The lower course of the Zátišský brook on the border of Prague’s Hodkovičky and Modřany will return to its original bed after several decades. The creek restoration project has now obtained a building permit. Renewal costs will reach six million crowns, according to the development company Karlín Group. Part of the stream before its mouth into the Vltava was sunk into the ground in the 1970s due to industrial construction. After the production area ceased to serve its original purpose and gradually fell into disrepair, the way was opened for restoration. The project was designed by the Flera studio for Karlín Group and Horizon Holding, which are building a new district, Zahálka, next to its shores.

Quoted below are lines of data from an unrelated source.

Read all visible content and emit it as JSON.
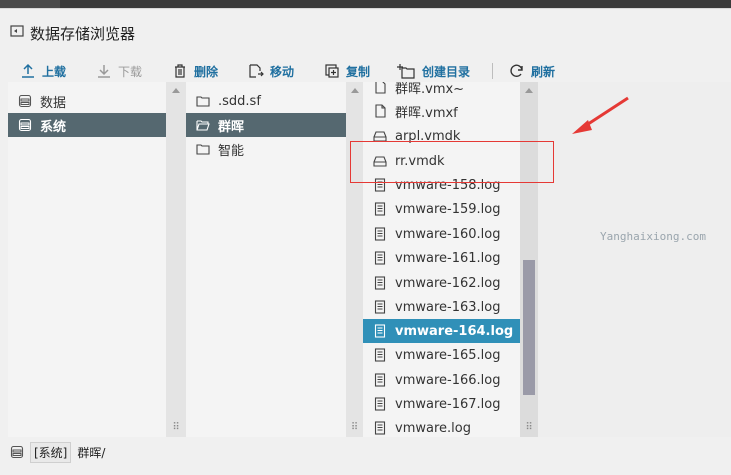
{
  "window": {
    "title": "数据存储浏览器"
  },
  "toolbar": {
    "upload": "上载",
    "download": "下载",
    "delete": "删除",
    "move": "移动",
    "copy": "复制",
    "create_dir": "创建目录",
    "refresh": "刷新"
  },
  "pane1": {
    "items": [
      {
        "label": "数据"
      },
      {
        "label": "系统"
      }
    ]
  },
  "pane2": {
    "items": [
      {
        "label": ".sdd.sf"
      },
      {
        "label": "群晖"
      },
      {
        "label": "智能"
      }
    ]
  },
  "pane3": {
    "items": [
      {
        "label": "群晖.vmx~"
      },
      {
        "label": "群晖.vmxf"
      },
      {
        "label": "arpl.vmdk"
      },
      {
        "label": "rr.vmdk"
      },
      {
        "label": "vmware-158.log"
      },
      {
        "label": "vmware-159.log"
      },
      {
        "label": "vmware-160.log"
      },
      {
        "label": "vmware-161.log"
      },
      {
        "label": "vmware-162.log"
      },
      {
        "label": "vmware-163.log"
      },
      {
        "label": "vmware-164.log"
      },
      {
        "label": "vmware-165.log"
      },
      {
        "label": "vmware-166.log"
      },
      {
        "label": "vmware-167.log"
      },
      {
        "label": "vmware.log"
      }
    ]
  },
  "watermark": "Yanghaixiong.com",
  "status": {
    "datastore": "[系统]",
    "path": "群晖/"
  },
  "colors": {
    "accent": "#2070a0",
    "selected_dark": "#556870",
    "selected_blue": "#3090b8",
    "annotation_red": "#e53935"
  }
}
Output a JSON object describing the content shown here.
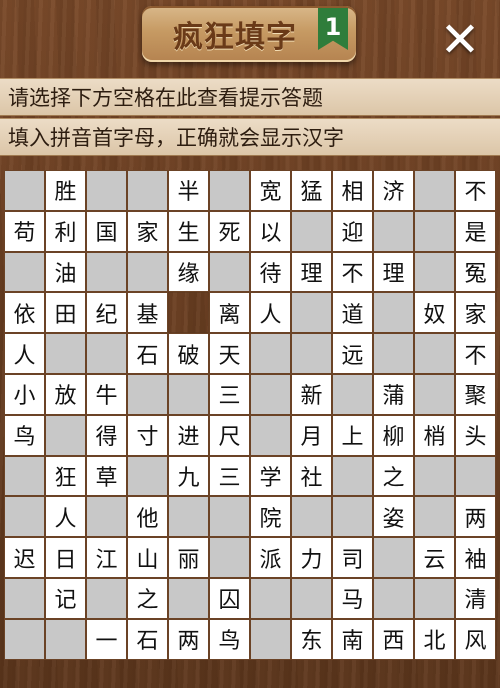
{
  "header": {
    "title": "疯狂填字",
    "level": "1",
    "close_icon": "close-icon"
  },
  "hints": {
    "line1": "请选择下方空格在此查看提示答题",
    "line2": "填入拼音首字母，正确就会显示汉字"
  },
  "grid": {
    "cols": 12,
    "legend": "E = no cell (wood), B = blank input cell (gray), other = filled character",
    "rows": [
      [
        "B",
        "胜",
        "B",
        "B",
        "半",
        "B",
        "宽",
        "猛",
        "相",
        "济",
        "B",
        "不"
      ],
      [
        "苟",
        "利",
        "国",
        "家",
        "生",
        "死",
        "以",
        "B",
        "迎",
        "B",
        "B",
        "是"
      ],
      [
        "B",
        "油",
        "B",
        "B",
        "缘",
        "B",
        "待",
        "理",
        "不",
        "理",
        "B",
        "冤"
      ],
      [
        "依",
        "田",
        "纪",
        "基",
        "E",
        "离",
        "人",
        "B",
        "道",
        "B",
        "奴",
        "家"
      ],
      [
        "人",
        "B",
        "B",
        "石",
        "破",
        "天",
        "B",
        "B",
        "远",
        "B",
        "B",
        "不"
      ],
      [
        "小",
        "放",
        "牛",
        "B",
        "B",
        "三",
        "B",
        "新",
        "B",
        "蒲",
        "B",
        "聚"
      ],
      [
        "鸟",
        "B",
        "得",
        "寸",
        "进",
        "尺",
        "B",
        "月",
        "上",
        "柳",
        "梢",
        "头"
      ],
      [
        "B",
        "狂",
        "草",
        "B",
        "九",
        "三",
        "学",
        "社",
        "B",
        "之",
        "B",
        "B"
      ],
      [
        "B",
        "人",
        "B",
        "他",
        "B",
        "B",
        "院",
        "B",
        "B",
        "姿",
        "B",
        "两"
      ],
      [
        "迟",
        "日",
        "江",
        "山",
        "丽",
        "B",
        "派",
        "力",
        "司",
        "B",
        "云",
        "袖"
      ],
      [
        "B",
        "记",
        "B",
        "之",
        "B",
        "囚",
        "B",
        "B",
        "马",
        "B",
        "B",
        "清"
      ],
      [
        "B",
        "B",
        "一",
        "石",
        "两",
        "鸟",
        "B",
        "东",
        "南",
        "西",
        "北",
        "风"
      ]
    ]
  }
}
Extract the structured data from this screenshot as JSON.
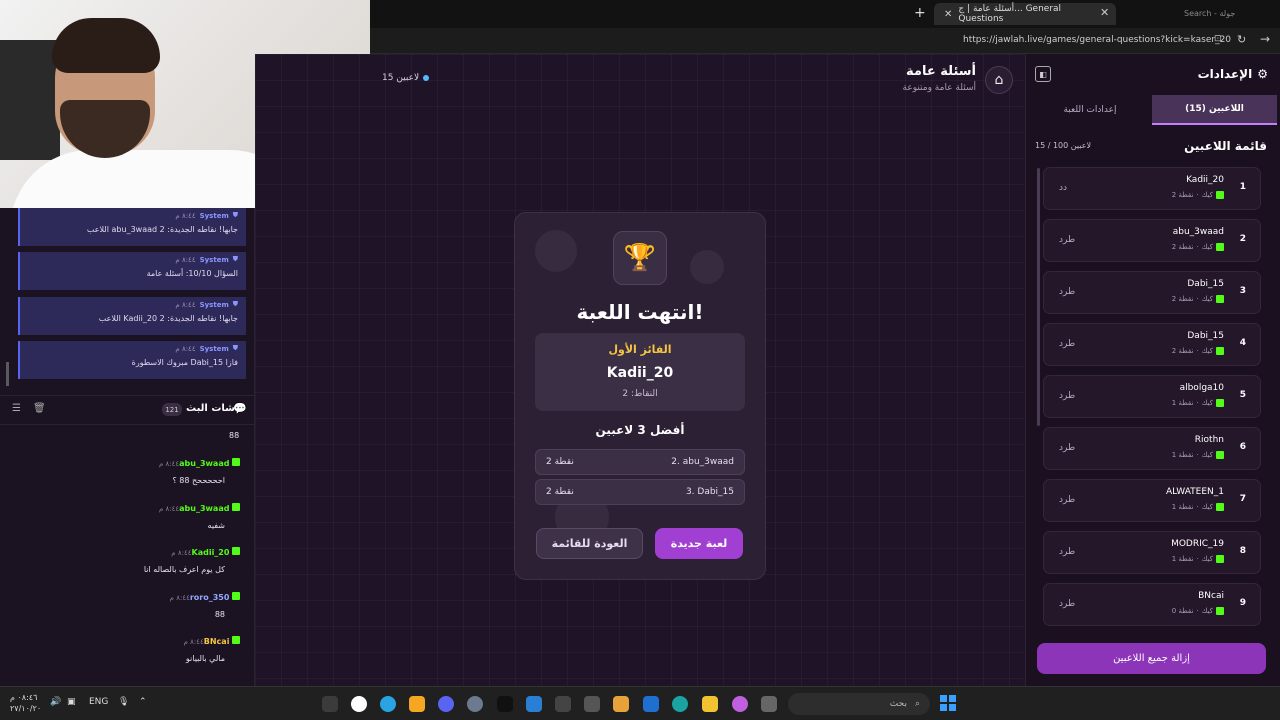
{
  "browser": {
    "tab_title": "أسئلة عامة | ج... General Questions",
    "new_tab": "+",
    "close": "✕",
    "search_hint": "Search - جولة",
    "url": "https://jawlah.live/games/general-questions?kick=kaser_20"
  },
  "header": {
    "title": "أسئلة عامة",
    "subtitle": "أسئلة عامة ومتنوعة",
    "players_online": "15 لاعبين"
  },
  "game_over": {
    "title": "انتهت اللعبة!",
    "winner_label": "الفائز الأول",
    "winner_name": "Kadii_20",
    "winner_points": "النقاط: 2",
    "top3_title": "أفضل 3 لاعبين",
    "top_rows": [
      {
        "name": "2. abu_3waad",
        "points": "2 نقطة"
      },
      {
        "name": "3. Dabi_15",
        "points": "2 نقطة"
      }
    ],
    "new_game_label": "لعبة جديدة",
    "back_label": "العودة للقائمة"
  },
  "sidebar": {
    "title": "الإعدادات",
    "tab_players": "اللاعبين (15)",
    "tab_settings": "إعدادات اللعبة",
    "list_title": "قائمة اللاعبين",
    "list_count": "15 / 100 لاعبين",
    "kick_label": "طرد",
    "platform": "كيك",
    "players": [
      {
        "rank": "1",
        "name": "Kadii_20",
        "points": "2 نقطة",
        "kick": "دد"
      },
      {
        "rank": "2",
        "name": "abu_3waad",
        "points": "2 نقطة",
        "kick": "طرد"
      },
      {
        "rank": "3",
        "name": "Dabi_15",
        "points": "2 نقطة",
        "kick": "طرد"
      },
      {
        "rank": "4",
        "name": "Dabi_15",
        "points": "2 نقطة",
        "kick": "طرد"
      },
      {
        "rank": "5",
        "name": "albolga10",
        "points": "1 نقطة",
        "kick": "طرد"
      },
      {
        "rank": "6",
        "name": "Riothn",
        "points": "1 نقطة",
        "kick": "طرد"
      },
      {
        "rank": "7",
        "name": "ALWATEEN_1",
        "points": "1 نقطة",
        "kick": "طرد"
      },
      {
        "rank": "8",
        "name": "MODRIC_19",
        "points": "1 نقطة",
        "kick": "طرد"
      },
      {
        "rank": "9",
        "name": "BNcai",
        "points": "0 نقطة",
        "kick": "طرد"
      }
    ],
    "remove_all_label": "إزالة جميع اللاعبين"
  },
  "chat": {
    "system_messages": [
      {
        "sender": "System",
        "time": "٨:٤٤ م",
        "text": "اللاعب abu_3waad جابها! نقاطه الجديدة: 2"
      },
      {
        "sender": "System",
        "time": "٨:٤٤ م",
        "text": "السؤال 10/10: أسئلة عامة"
      },
      {
        "sender": "System",
        "time": "٨:٤٤ م",
        "text": "اللاعب Kadii_20 جابها! نقاطه الجديدة: 2"
      },
      {
        "sender": "System",
        "time": "٨:٤٤ م",
        "text": "مبروك الاسطورة Dabi_15 فازا"
      }
    ],
    "title": "شات البث",
    "count": "121",
    "first_line": "88",
    "messages": [
      {
        "user": "abu_3waad",
        "time": "٨:٤٤ م",
        "text": "احححححح 88 ؟",
        "color": "#53fc18"
      },
      {
        "user": "abu_3waad",
        "time": "٨:٤٤ م",
        "text": "شفيه",
        "color": "#53fc18"
      },
      {
        "user": "Kadii_20",
        "time": "٨:٤٤ م",
        "text": "كل يوم اعرف بالصاله انا",
        "color": "#53fc18"
      },
      {
        "user": "roro_350",
        "time": "٨:٤٤ م",
        "text": "88",
        "color": "#8fa8ff"
      },
      {
        "user": "BNcai",
        "time": "٨:٤٤ م",
        "text": "مالي بالبيانو",
        "color": "#f5c542"
      }
    ]
  },
  "taskbar": {
    "time": "٠٨:٤٦ م",
    "date": "٢٧/١٠/٢٠",
    "lang": "ENG",
    "search_placeholder": "بحث"
  },
  "colors": {
    "accent": "#a23fd3",
    "winner": "#f5c542",
    "kick_green": "#53fc18",
    "system_blue": "#5865f2"
  }
}
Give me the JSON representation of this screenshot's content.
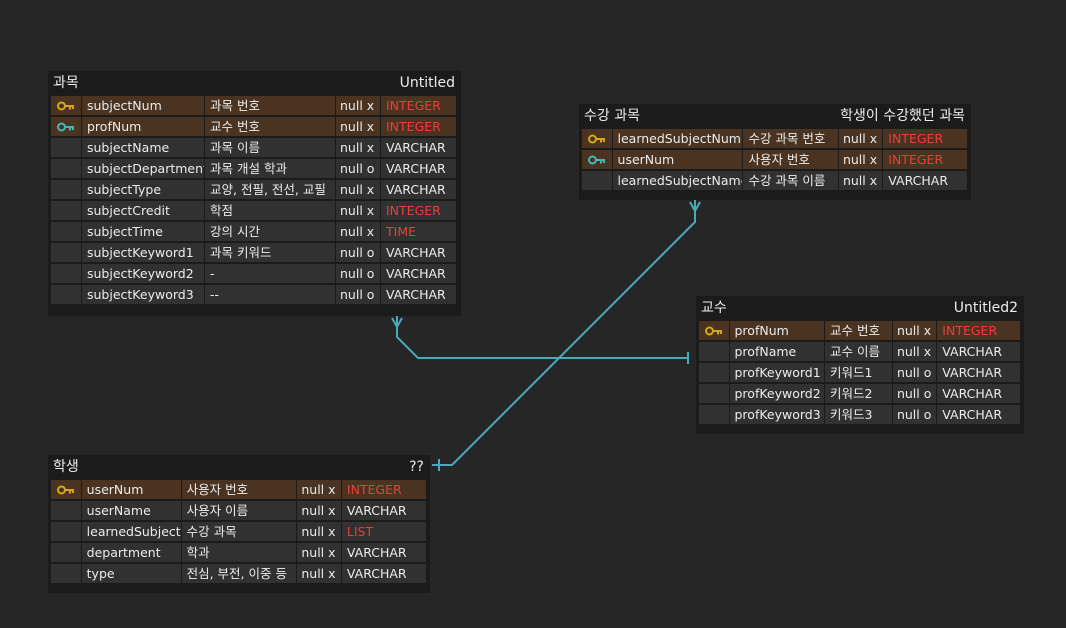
{
  "colors": {
    "background": "#262626",
    "table_bg": "#1b1b1b",
    "cell_bg": "#313131",
    "key_row_bg": "#4a3320",
    "primary_key_icon": "#d4a61c",
    "foreign_key_icon": "#3fb8b8",
    "special_type": "#ee3c3c",
    "connector": "#4aaab8"
  },
  "tables": [
    {
      "id": "subject",
      "title": "과목",
      "comment": "Untitled",
      "cols": [
        30,
        122,
        130,
        44,
        75
      ],
      "rows": [
        {
          "key": "primary",
          "name": "subjectNum",
          "desc": "과목 번호",
          "nullable": "null x",
          "type": "INTEGER",
          "special": true
        },
        {
          "key": "foreign",
          "name": "profNum",
          "desc": "교수 번호",
          "nullable": "null x",
          "type": "INTEGER",
          "special": true
        },
        {
          "key": "",
          "name": "subjectName",
          "desc": "과목 이름",
          "nullable": "null x",
          "type": "VARCHAR",
          "special": false
        },
        {
          "key": "",
          "name": "subjectDepartment",
          "desc": "과목 개설 학과",
          "nullable": "null o",
          "type": "VARCHAR",
          "special": false
        },
        {
          "key": "",
          "name": "subjectType",
          "desc": "교양, 전필, 전선, 교필",
          "nullable": "null x",
          "type": "VARCHAR",
          "special": false
        },
        {
          "key": "",
          "name": "subjectCredit",
          "desc": "학점",
          "nullable": "null x",
          "type": "INTEGER",
          "special": true
        },
        {
          "key": "",
          "name": "subjectTime",
          "desc": "강의 시간",
          "nullable": "null x",
          "type": "TIME",
          "special": true
        },
        {
          "key": "",
          "name": "subjectKeyword1",
          "desc": "과목 키워드",
          "nullable": "null o",
          "type": "VARCHAR",
          "special": false
        },
        {
          "key": "",
          "name": "subjectKeyword2",
          "desc": "-",
          "nullable": "null o",
          "type": "VARCHAR",
          "special": false
        },
        {
          "key": "",
          "name": "subjectKeyword3",
          "desc": "--",
          "nullable": "null o",
          "type": "VARCHAR",
          "special": false
        }
      ]
    },
    {
      "id": "learned",
      "title": "수강 과목",
      "comment": "학생이 수강했던 과목",
      "cols": [
        30,
        132,
        96,
        44,
        85
      ],
      "rows": [
        {
          "key": "primary",
          "name": "learnedSubjectNum",
          "desc": "수강 과목 번호",
          "nullable": "null x",
          "type": "INTEGER",
          "special": true
        },
        {
          "key": "foreign",
          "name": "userNum",
          "desc": "사용자 번호",
          "nullable": "null x",
          "type": "INTEGER",
          "special": true
        },
        {
          "key": "",
          "name": "learnedSubjectName",
          "desc": "수강 과목 이름",
          "nullable": "null x",
          "type": "VARCHAR",
          "special": false
        }
      ]
    },
    {
      "id": "prof",
      "title": "교수",
      "comment": "Untitled2",
      "cols": [
        30,
        96,
        68,
        44,
        84
      ],
      "rows": [
        {
          "key": "primary",
          "name": "profNum",
          "desc": "교수 번호",
          "nullable": "null x",
          "type": "INTEGER",
          "special": true
        },
        {
          "key": "",
          "name": "profName",
          "desc": "교수 이름",
          "nullable": "null x",
          "type": "VARCHAR",
          "special": false
        },
        {
          "key": "",
          "name": "profKeyword1",
          "desc": "키워드1",
          "nullable": "null o",
          "type": "VARCHAR",
          "special": false
        },
        {
          "key": "",
          "name": "profKeyword2",
          "desc": "키워드2",
          "nullable": "null o",
          "type": "VARCHAR",
          "special": false
        },
        {
          "key": "",
          "name": "profKeyword3",
          "desc": "키워드3",
          "nullable": "null o",
          "type": "VARCHAR",
          "special": false
        }
      ]
    },
    {
      "id": "student",
      "title": "학생",
      "comment": "??",
      "cols": [
        30,
        100,
        116,
        44,
        85
      ],
      "rows": [
        {
          "key": "primary",
          "name": "userNum",
          "desc": "사용자 번호",
          "nullable": "null x",
          "type": "INTEGER",
          "special": true
        },
        {
          "key": "",
          "name": "userName",
          "desc": "사용자 이름",
          "nullable": "null x",
          "type": "VARCHAR",
          "special": false
        },
        {
          "key": "",
          "name": "learnedSubject",
          "desc": "수강 과목",
          "nullable": "null x",
          "type": "LIST",
          "special": true
        },
        {
          "key": "",
          "name": "department",
          "desc": "학과",
          "nullable": "null x",
          "type": "VARCHAR",
          "special": false
        },
        {
          "key": "",
          "name": "type",
          "desc": "전심, 부전, 이중 등",
          "nullable": "null x",
          "type": "VARCHAR",
          "special": false
        }
      ]
    }
  ]
}
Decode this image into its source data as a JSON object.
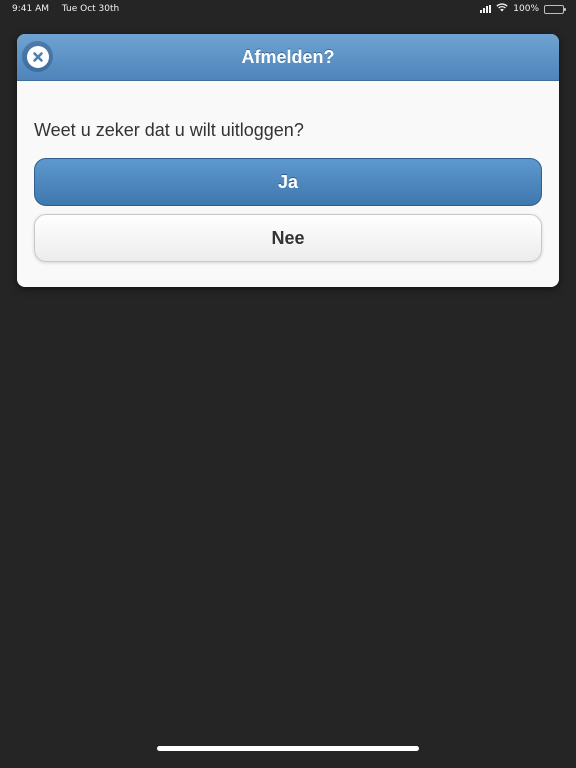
{
  "status_bar": {
    "time": "9:41 AM",
    "date": "Tue Oct 30th",
    "battery": "100%"
  },
  "dialog": {
    "title": "Afmelden?",
    "message": "Weet u zeker dat u wilt uitloggen?",
    "confirm_label": "Ja",
    "cancel_label": "Nee"
  },
  "colors": {
    "header": "#5a90c6",
    "confirm_button": "#4f87bf",
    "background": "#252525"
  },
  "icons": {
    "close": "close-icon",
    "signal": "cellular-signal-icon",
    "wifi": "wifi-icon",
    "battery": "battery-icon"
  }
}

In total, the Zátišský stream is over three kilometers long, and a quarter of a kilometer of the lower part of the stream is gradually being restored. The first part is already finished, now a 140-meter-long section will be restored and will be open to the public. A new riverbed will be created for the stream, which will be cleared with clay and reinforced with stone backfill. “We will plant coastal plants on the shores. Biodiversity, aquatic animals such as ducks or kingfishers, will return to the place. Water will also slowly seep into the surrounding areas and the plants will thrive better. The microclimate in the place will also improve,” said architect Tomáš Sklenář from Atelier Flera. According to him, the stream will be about five meters wide at the bottom, but the flow will be slow with shallow water safe for children’s games. The work should end next spring.
According to experts, returning streams from the underground to the original riverbeds is one of the ways to help the missing water return to the landscape. Experts from the Living Water project, for example, recently calculated that if all the “disappeared” watercourses in the Czech Republic could be restored in this way, water in the volume of ten Orlické dams would be retained in the landscape.